With the EU Green Deal clearly indicating the direction the transport industry needs to take towards a cleaner future, Volvo’s new Volvo FH and FM trucks will have engines that run on LNG and biogas.
“Today, LNG-fuelled trucks are the most commercially viable alternative to ordinary diesel for heavy long-haul operations,” said Lars Mårtensson, Director of Environment and Innovation at Volvo Trucks.
“This fuel is available in sufficiently large quantities and at a competitive price. Using more gas trucks creates favourable conditions for making a transition to a larger share of liquefied biogas over time.”
Volvo said its driveline for LNG and biogas has an energy-efficiency comparable to that of its diesel-powered counterparts but produces significantly lower CO2 emissions.
Using liquefied biogas, also known as Bio-LNG, reduces net emissions by up to 100% from tank to wheel (TTW), while using natural gas cuts emissions by around 20% (TTW) compared with ordinary European standard diesel.

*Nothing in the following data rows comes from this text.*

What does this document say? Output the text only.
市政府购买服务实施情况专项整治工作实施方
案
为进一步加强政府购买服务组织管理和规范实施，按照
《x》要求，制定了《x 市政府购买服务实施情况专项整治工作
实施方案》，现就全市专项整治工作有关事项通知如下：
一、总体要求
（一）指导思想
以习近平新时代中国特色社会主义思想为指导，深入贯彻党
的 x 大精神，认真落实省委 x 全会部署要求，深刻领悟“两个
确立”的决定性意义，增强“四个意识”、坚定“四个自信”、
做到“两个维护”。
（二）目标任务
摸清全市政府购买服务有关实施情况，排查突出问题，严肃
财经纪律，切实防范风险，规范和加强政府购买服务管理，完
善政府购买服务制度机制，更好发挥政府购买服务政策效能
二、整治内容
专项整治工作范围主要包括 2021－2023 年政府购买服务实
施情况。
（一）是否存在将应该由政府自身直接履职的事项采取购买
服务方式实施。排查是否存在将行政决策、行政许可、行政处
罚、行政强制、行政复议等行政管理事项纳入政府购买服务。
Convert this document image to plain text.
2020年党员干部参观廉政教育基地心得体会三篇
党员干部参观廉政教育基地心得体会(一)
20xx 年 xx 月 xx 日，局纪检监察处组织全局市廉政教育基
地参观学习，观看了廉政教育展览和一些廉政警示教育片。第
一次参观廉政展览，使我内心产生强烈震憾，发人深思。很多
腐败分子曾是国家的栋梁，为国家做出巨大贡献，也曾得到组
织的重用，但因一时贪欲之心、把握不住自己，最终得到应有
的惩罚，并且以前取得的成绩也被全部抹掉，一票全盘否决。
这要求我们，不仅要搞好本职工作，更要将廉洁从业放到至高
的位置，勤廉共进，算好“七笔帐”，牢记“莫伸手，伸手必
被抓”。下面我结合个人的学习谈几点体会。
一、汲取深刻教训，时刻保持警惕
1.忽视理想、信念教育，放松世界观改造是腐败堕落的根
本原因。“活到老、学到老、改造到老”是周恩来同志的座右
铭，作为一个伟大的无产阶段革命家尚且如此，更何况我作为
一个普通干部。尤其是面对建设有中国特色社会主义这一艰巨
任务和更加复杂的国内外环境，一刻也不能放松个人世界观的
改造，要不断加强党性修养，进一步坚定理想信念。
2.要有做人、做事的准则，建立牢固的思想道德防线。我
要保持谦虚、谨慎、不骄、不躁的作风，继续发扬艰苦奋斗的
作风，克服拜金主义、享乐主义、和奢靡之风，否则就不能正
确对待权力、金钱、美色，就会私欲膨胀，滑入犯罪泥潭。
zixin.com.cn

“By investing in LNG trucks, we are showing that Bio-LNG is an important alternative to reduce dependency on fossil diesel,” Mårtensson said.
“However, to speed up the transition to climate-neutral transport, it is necessary to continue investing in liquefied gas filling stations and carrying out measures to make it easier for hauliers to invest in heavy gas-powered vehicles.”
“Embracing new technology will be the key to achieving climate neutrality. The share of LNG trucks will gradually increase in Europe.”
“But gas trucks won’t be able to meet all transport challenges. Electromobility will play an important role locally, as well as regionally going forward, and the development of batteries and charging infrastructure will be important factors in its expansion,” Mårtensson continued.
Electromobility using hydrogen fuel cells has potential to reduce the need for batteries in long-haul transport in the longer term, Volvo said.
“Although promising developments have been made in hydrogen fuel cell technology, there are still practical and financial obstacles to overcome before it can provide significant climate benefits in heavy-duty transport.”